Hoang Quoc Vuong, chairman of state-run Electricity of Vietnam (EVN), said that there would be another 7.2 per cent increase in power prices this year.
EVN reported that the average power price for 2013 would be VND1,459 ($0.07) per kilowatt hour from 2012’s VND1,361 ($0.065) per kWh, which was up over 35 per cent against the previous year.
Vuong ascribed this year’s power price hike to “unfavourable conditions for EVN’s business and production” including expected shortages of water in hydropower plants’ reservoirs, which were tantamount to 1.43 billion kWh, due to weather reasons.
“Besides, there will be shortages of gas between July and September 2013 to operate thermal power plants providing electricity to the country’s southern region. Thus oil would be used to fuel those plants, whose total volume would be 1.8-2.4 billion kWh,” Vuong said. “In 2013, there will also be a hike in prices of coal and oil used for generating electricity. These factors will increase our power prices this year.”
EVN recorded the total revenue of VND143.42 billion ($6.89 billion) and VND6 trillion ($288.46 million) in profit in 2012. But, Vuong repeated that despite profit, “power prices will be increased due to increasing input costs.”
EVN’s new move has received complaints from enterprises and the public nationwide.

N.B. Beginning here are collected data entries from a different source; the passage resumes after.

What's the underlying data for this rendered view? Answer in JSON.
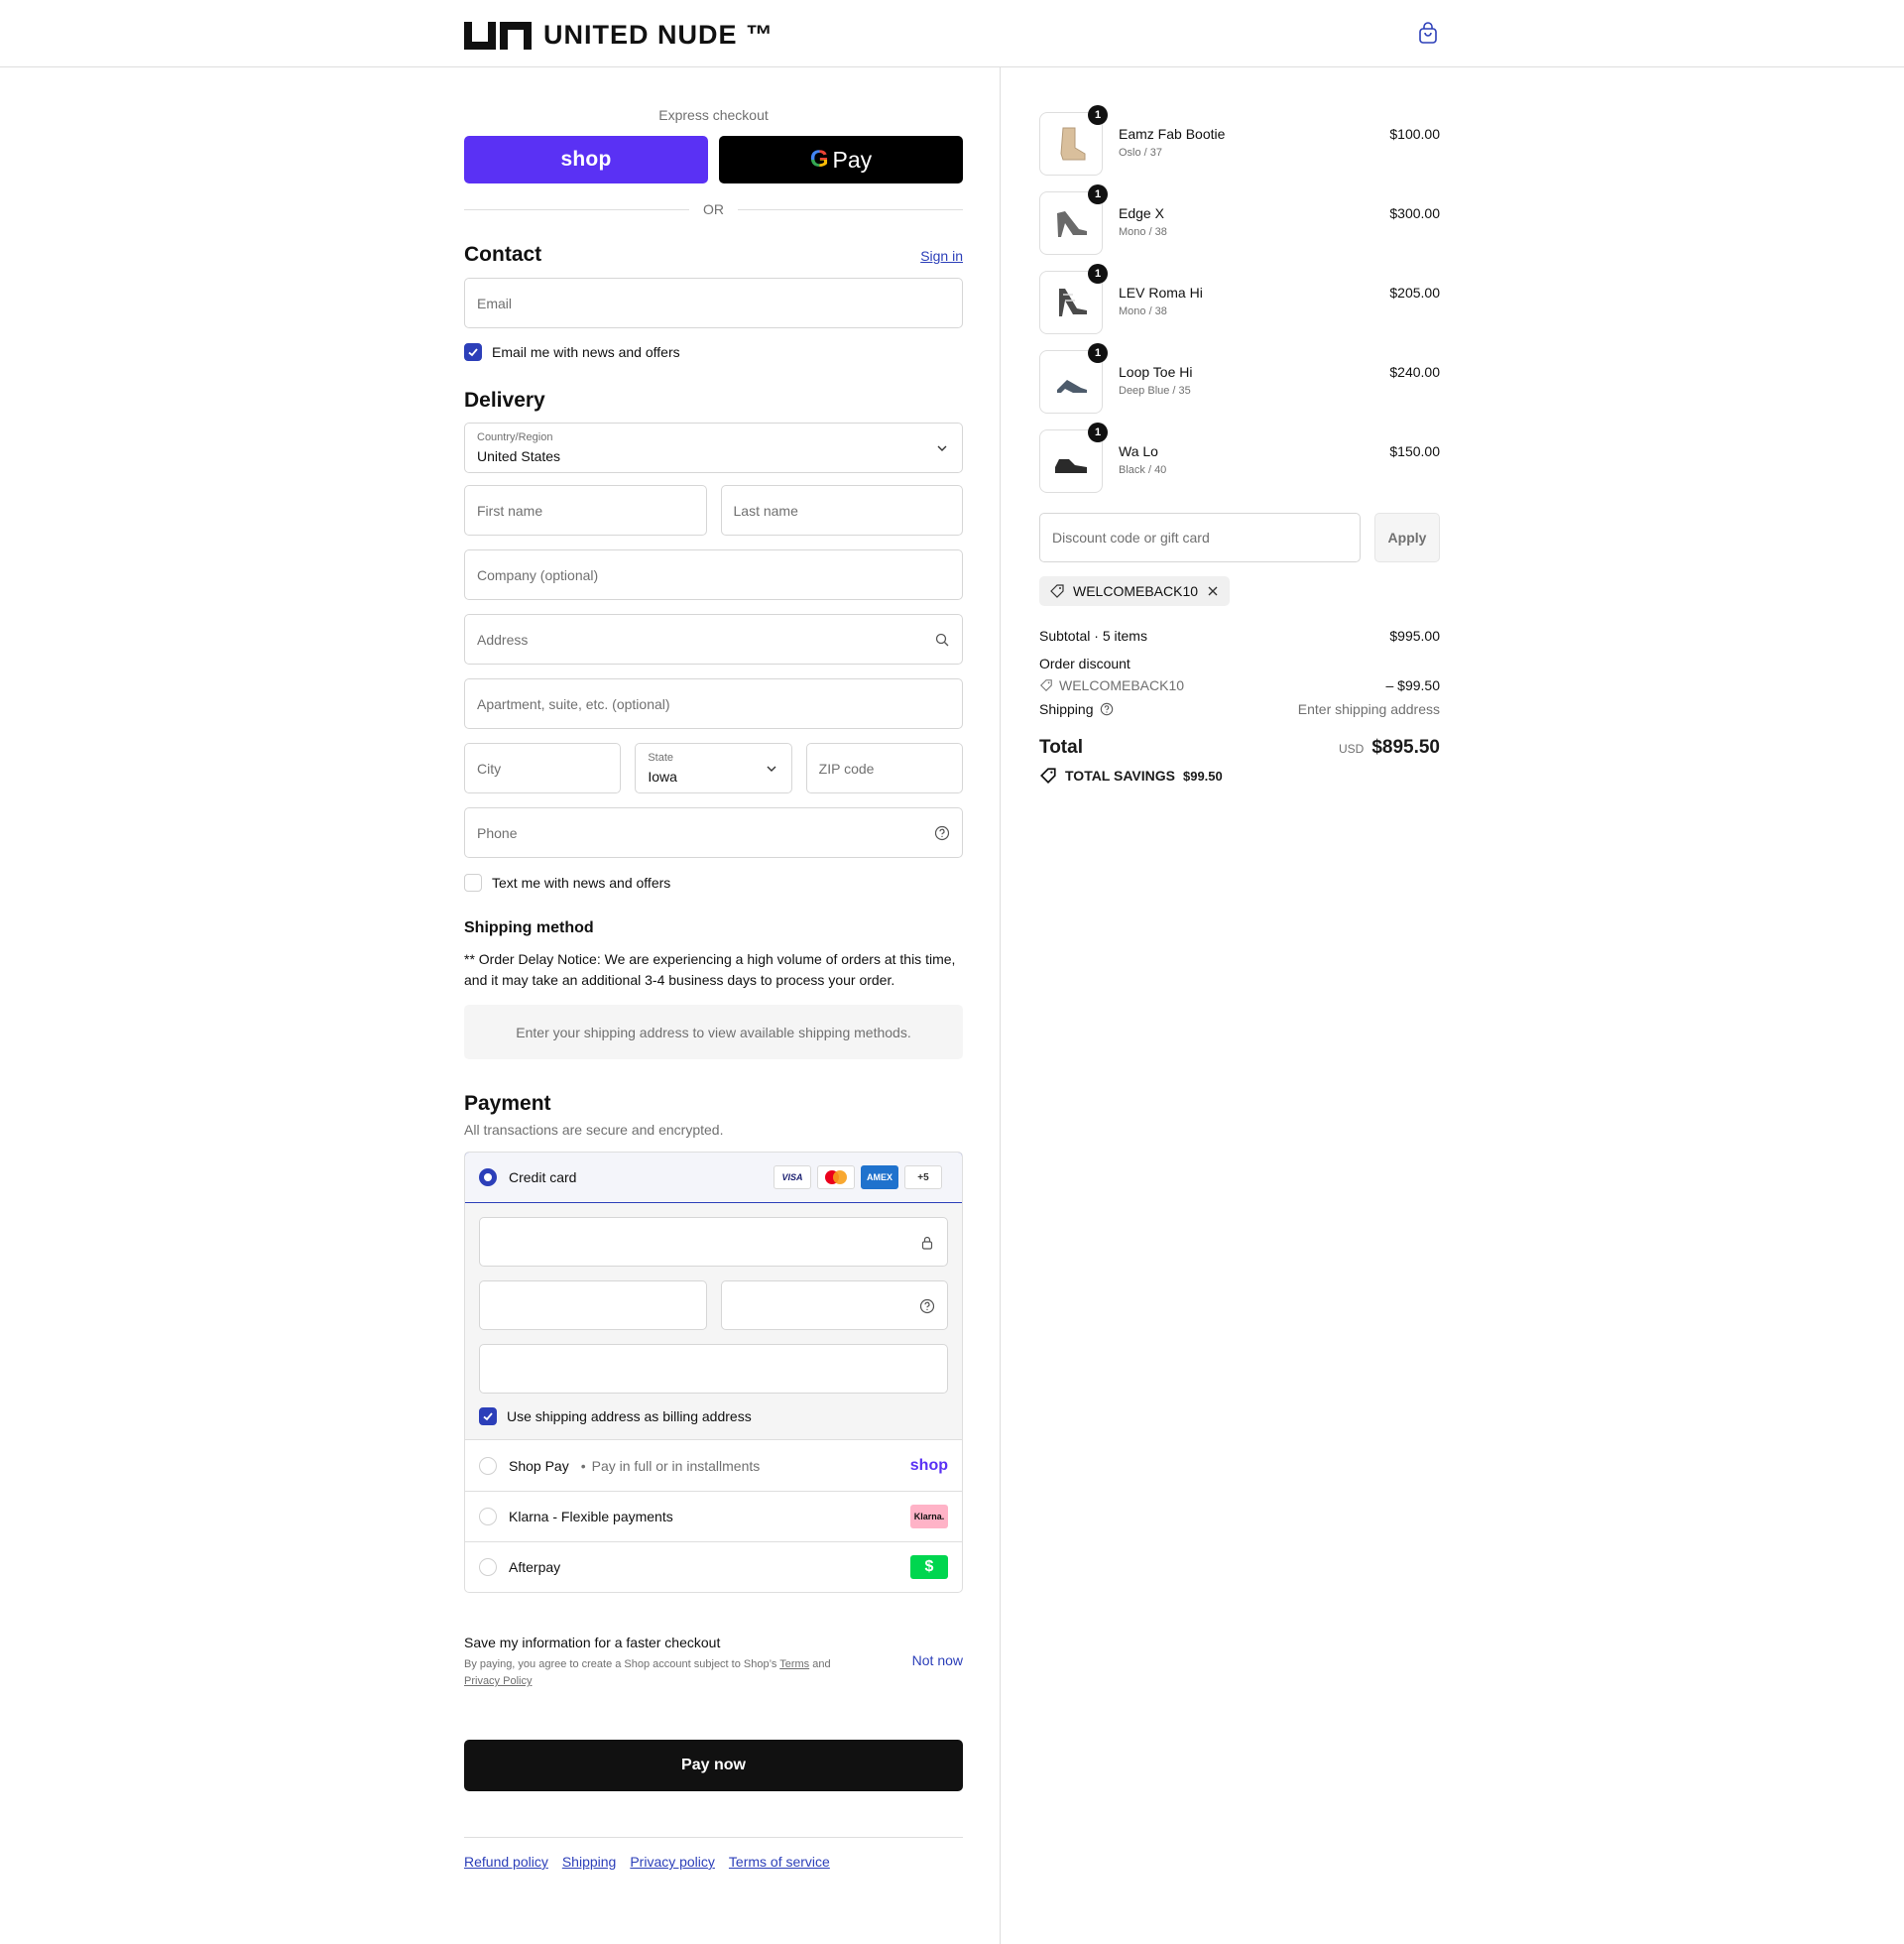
{
  "header": {
    "brand": "UNITED NUDE ™",
    "cart_icon": "shopping-bag-icon"
  },
  "express": {
    "label": "Express checkout",
    "shop_pay": "shop",
    "gpay": "Pay",
    "or": "OR"
  },
  "contact": {
    "title": "Contact",
    "sign_in": "Sign in",
    "email_placeholder": "Email",
    "news_label": "Email me with news and offers",
    "news_checked": true
  },
  "delivery": {
    "title": "Delivery",
    "country_label": "Country/Region",
    "country_value": "United States",
    "first_name": "First name",
    "last_name": "Last name",
    "company": "Company (optional)",
    "address": "Address",
    "apartment": "Apartment, suite, etc. (optional)",
    "city": "City",
    "state_label": "State",
    "state_value": "Iowa",
    "zip": "ZIP code",
    "phone": "Phone",
    "text_label": "Text me with news and offers",
    "text_checked": false
  },
  "shipping_method": {
    "title": "Shipping method",
    "notice": "** Order Delay Notice: We are experiencing a high volume of orders at this time, and it may take an additional 3-4 business days to process your order.",
    "placeholder": "Enter your shipping address to view available shipping methods."
  },
  "payment": {
    "title": "Payment",
    "subtitle": "All transactions are secure and encrypted.",
    "credit_card": "Credit card",
    "badges": {
      "visa": "VISA",
      "amex": "AMEX",
      "more": "+5"
    },
    "billing_label": "Use shipping address as billing address",
    "shop_pay": "Shop Pay",
    "shop_pay_sep": "•",
    "shop_pay_sub": "Pay in full or in installments",
    "shop_logo": "shop",
    "klarna": "Klarna - Flexible payments",
    "klarna_logo": "Klarna.",
    "afterpay": "Afterpay",
    "afterpay_logo": "$"
  },
  "save_info": {
    "title": "Save my information for a faster checkout",
    "fine_prefix": "By paying, you agree to create a Shop account subject to Shop’s",
    "terms": "Terms",
    "and": "and",
    "privacy": "Privacy Policy",
    "not_now": "Not now"
  },
  "pay_now": "Pay now",
  "footer": [
    "Refund policy",
    "Shipping",
    "Privacy policy",
    "Terms of service"
  ],
  "order": {
    "items": [
      {
        "name": "Eamz Fab Bootie",
        "variant": "Oslo / 37",
        "price": "$100.00",
        "qty": "1",
        "color": "#d9bf9c"
      },
      {
        "name": "Edge X",
        "variant": "Mono / 38",
        "price": "$300.00",
        "qty": "1",
        "color": "#6a6a6a"
      },
      {
        "name": "LEV Roma Hi",
        "variant": "Mono / 38",
        "price": "$205.00",
        "qty": "1",
        "color": "#4a4a4a"
      },
      {
        "name": "Loop Toe Hi",
        "variant": "Deep Blue / 35",
        "price": "$240.00",
        "qty": "1",
        "color": "#4d5b6b"
      },
      {
        "name": "Wa Lo",
        "variant": "Black / 40",
        "price": "$150.00",
        "qty": "1",
        "color": "#2a2a2a"
      }
    ],
    "discount_placeholder": "Discount code or gift card",
    "apply": "Apply",
    "code": "WELCOMEBACK10",
    "subtotal_label": "Subtotal · 5 items",
    "subtotal": "$995.00",
    "order_discount_label": "Order discount",
    "discount_code": "WELCOMEBACK10",
    "discount_amount": "– $99.50",
    "shipping_label": "Shipping",
    "shipping_value": "Enter shipping address",
    "total_label": "Total",
    "currency": "USD",
    "total": "$895.50",
    "savings_label": "TOTAL SAVINGS",
    "savings_value": "$99.50"
  },
  "colors": {
    "accent": "#2c3fb9",
    "shop_purple": "#5a31f4",
    "dark": "#111111"
  }
}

Nguyen Huu Su, general secretary of Hanoi Small- and Medium-sized Enterprises’ Association, told VIR such a 7 per cent increase would mean a “strong blow” to almost cash-strapped small- and medium-sized enterprises in Vietnam.
“The number of enterprises with bankruptcy and ceased operations in Hanoi in 2012 was innumerable due to sharp hikes in input production costs, including a 35 per cent hike in power prices,” Su said. “Enterprises have been exhausted over the past two years. The power tariff increase will result in rises in prices of a series of goods and services.”
For example, he said, electricity occupied 8 per cent of production costs for a steel maker. Manufacturing one tonne of steel would need 600kWh. And the 7 per cent electricity price hike would augment the steel price with an additional VND45,000 ($2.16) per tonne. If an enterprise monthly made 50,000 tonnes of steel, it had to pay additional VND2.25 billion ($108,180) for its electricity bill.
Doan Van Cuong, vice general director of Vicem Hoang Mai Cement Joint Stock Company said his company would have to pay additional VND15 billion ($721,150) for power bills to produce 1.5 million tonnes of cement in 2013 if the targeted power price hike was introduced by EVN.
Do Xuan Doanh, head of Trung ward in Hanoi’s Xuan Dinh commune, said his ward’s 7,000 households monthly had to pay about VND4 billion ($192,300) for power bills.
“Thus we will have to pay additional several hundreds of millions of dong due to the planned power price hike. This makes people’s lives become more difficult,” Doanh said.